The Cultural Shock – Mia Troendodrono

Cultural Shock - Mia

I remember walking into the room at the first day of this year. With the introducing round one of the girls tells about her origin, Suriname. She studied one year of Law but then started this year with Public Administration, where I met her.  

Mia Troenodrono, is 21 years old and moved here last year with her boyfriend who has a Dutch background. She has lived her whole life in a district called Commewijne on a family property with nine houses, which is normal over there. She lived with her grandmother because her parents lived in the city and were traveling a lot. To give a little idea of the setting; there is a lot of forest, agriculture and much space. Because of the illegal animal trade, she bought parrots and monkeys so they could life in freedom. The animals stayed in the nearby.

Dejuvination before VWO

“So during this week they had to wear pampers, could only sit on the ground and clean the ground with a toothbrush”

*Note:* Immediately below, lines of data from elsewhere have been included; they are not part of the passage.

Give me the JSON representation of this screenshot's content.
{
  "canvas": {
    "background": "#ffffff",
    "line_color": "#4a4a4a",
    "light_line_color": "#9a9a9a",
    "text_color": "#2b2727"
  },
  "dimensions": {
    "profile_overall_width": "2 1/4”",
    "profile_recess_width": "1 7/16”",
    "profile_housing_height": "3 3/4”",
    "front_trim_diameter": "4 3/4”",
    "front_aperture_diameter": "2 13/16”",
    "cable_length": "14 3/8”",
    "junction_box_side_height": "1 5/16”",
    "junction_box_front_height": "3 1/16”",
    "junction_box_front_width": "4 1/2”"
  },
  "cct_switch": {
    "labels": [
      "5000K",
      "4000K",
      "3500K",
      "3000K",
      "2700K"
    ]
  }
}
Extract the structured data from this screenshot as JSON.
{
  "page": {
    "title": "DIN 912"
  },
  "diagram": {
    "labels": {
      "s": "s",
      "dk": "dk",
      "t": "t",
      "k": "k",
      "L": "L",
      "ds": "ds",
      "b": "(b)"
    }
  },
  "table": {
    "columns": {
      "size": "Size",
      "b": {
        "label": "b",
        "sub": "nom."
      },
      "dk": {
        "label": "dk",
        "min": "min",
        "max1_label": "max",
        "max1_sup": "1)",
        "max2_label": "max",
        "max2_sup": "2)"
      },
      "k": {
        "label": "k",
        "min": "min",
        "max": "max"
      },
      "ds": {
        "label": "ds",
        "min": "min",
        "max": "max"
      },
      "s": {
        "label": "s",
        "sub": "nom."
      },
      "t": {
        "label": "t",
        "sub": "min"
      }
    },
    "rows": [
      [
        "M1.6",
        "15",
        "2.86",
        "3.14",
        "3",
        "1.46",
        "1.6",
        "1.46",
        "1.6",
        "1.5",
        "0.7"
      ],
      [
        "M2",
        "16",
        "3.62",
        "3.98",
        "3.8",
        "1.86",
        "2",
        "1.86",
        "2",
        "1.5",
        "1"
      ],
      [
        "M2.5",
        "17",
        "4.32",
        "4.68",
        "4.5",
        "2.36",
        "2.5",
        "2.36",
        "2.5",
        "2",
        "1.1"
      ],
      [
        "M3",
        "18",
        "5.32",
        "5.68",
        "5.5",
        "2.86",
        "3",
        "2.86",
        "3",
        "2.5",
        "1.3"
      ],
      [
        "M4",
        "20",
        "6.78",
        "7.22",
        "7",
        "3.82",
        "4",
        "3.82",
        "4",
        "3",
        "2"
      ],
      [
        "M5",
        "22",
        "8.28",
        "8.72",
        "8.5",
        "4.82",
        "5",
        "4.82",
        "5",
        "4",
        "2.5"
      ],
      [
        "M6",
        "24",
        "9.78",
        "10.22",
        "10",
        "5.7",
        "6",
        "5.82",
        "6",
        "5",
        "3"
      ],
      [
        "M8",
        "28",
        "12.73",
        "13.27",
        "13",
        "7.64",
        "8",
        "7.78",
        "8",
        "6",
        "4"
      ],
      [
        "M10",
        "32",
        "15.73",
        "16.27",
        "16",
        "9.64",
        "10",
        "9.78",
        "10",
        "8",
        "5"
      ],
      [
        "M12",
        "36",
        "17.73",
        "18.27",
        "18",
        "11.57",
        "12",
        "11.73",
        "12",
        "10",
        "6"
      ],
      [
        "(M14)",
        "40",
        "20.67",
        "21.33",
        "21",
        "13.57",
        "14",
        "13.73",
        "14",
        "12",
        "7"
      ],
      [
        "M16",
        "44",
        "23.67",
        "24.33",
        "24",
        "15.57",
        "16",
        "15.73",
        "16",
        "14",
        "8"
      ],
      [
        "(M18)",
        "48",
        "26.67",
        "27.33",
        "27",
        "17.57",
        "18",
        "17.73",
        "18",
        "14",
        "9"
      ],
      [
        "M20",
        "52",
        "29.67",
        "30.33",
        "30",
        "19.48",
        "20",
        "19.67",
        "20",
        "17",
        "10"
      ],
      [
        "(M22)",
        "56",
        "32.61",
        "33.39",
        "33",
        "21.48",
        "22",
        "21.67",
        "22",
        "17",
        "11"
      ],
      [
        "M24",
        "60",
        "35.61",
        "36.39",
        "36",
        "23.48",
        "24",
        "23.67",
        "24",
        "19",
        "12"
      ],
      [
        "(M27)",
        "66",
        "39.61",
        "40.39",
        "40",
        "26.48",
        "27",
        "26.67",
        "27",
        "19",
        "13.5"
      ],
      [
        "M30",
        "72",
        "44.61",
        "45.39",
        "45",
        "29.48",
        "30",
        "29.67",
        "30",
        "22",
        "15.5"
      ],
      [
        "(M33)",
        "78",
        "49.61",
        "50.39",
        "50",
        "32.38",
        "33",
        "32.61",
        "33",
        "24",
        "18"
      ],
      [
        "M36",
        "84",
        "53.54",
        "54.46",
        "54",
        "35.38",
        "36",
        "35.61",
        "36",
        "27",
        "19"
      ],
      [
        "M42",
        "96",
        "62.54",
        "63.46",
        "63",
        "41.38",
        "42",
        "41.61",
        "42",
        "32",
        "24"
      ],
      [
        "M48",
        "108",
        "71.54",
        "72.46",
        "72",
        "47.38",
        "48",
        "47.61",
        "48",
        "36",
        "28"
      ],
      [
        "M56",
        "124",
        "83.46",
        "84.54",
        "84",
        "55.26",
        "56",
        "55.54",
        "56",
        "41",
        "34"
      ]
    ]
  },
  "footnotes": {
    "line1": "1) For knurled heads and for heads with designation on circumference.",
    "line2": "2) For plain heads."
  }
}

            Before going to the university she also went to VWO in Paramaribo. But before you could ‘enter’ VWO at the Ams, she had to do a dejuvenation, like what we have before you become a member of a student association. The students were babies for a whole week. So during this week they had to wear pampers, could only sit on the ground and clean the ground with a toothbrush etc. And in the end they had to roll in mud, and then they were part of VWO. 

Funny teachers

            A difference with the Dutch teachers is that Surinamese teachers made fun of people, and sometimes even gave names but then in a ‘funny way’, while we think that acting in that way is rude. In addition to that, the Surinamese people are always making fun and they are somewhat looser. To explain why they are looser Mia told that when you were late in class they didn’t really make a point about it, because they were always late.  


            One of the reasons why Mia wanted to study in the Holland was because of the economic crisis that is happening in Suriname. Because of this crisis, the education isn’t at it best. On top of that is there only one university in the country, and this university doesn’t offer many options to study like we have here. In addition, there is many favouritism in the politics of Suriname, you can’t avoid arbitrariness, there is no control over the economy of the country and Suriname has a corrupt government. So every store has different prizes and these prizes are really high. ‘everywhere you look you can find a Chinese store. Only in the city, Paramaribo, there are like the ‘real’ stores.’

Adjusting to technology

            So she travelled all the way from Suriname to Holland, with no idea wat to really expect. The first year she had to get used to the differences she encountered. For starters the cold ‘It is so cold here in Holland, I have no idea what to wear.’ But also on the technology side is a difference, She had to find out how everything worked with the sites and stuff, because back home they used technology less. Everything was written down on a chalkboard and all the information you needed were in books. 

To hear or to read?

            Surinamese-Dutch sounds like Dutch but it has it’s differences which Mia encountered; I remember her being the note taker at a PBL-session, and she asked ‘kunnen jullie het verstaan?’ so if we could hear it, but she meant if we could read what she was writing on the board. That is also a obstacle for her during the lectures, sometimes she doesn’t understand something because in Surinamese they have a different meaning to that word. ‘what Dutch people call stroop (syrup), we call water with a colour and sugar.’ Also what we call banana’s is in Surinamese a bakove and a plantains is a banana over there. 

What’s to miss…?

            One thing she really misses is that where she lived they are more bound to each other. The sugar festival, for example, is celebrated with the whole family and even friends, even those who aren’t Muslim are coming over, they even get a day off. But here, everybody celebrates it who are from that culture and with their own group of people. ‘it brings a disadvantage though, because we celebrate almost every cultural celebration we have so many days off, which is nice but for school it is too much.’ 

‘After my studies over here, I want to do something in international area, because I am interested in the backgrounds of humans and cultures. I want to head back to Suriname. So I can go back to my family property, the animals and the nature.’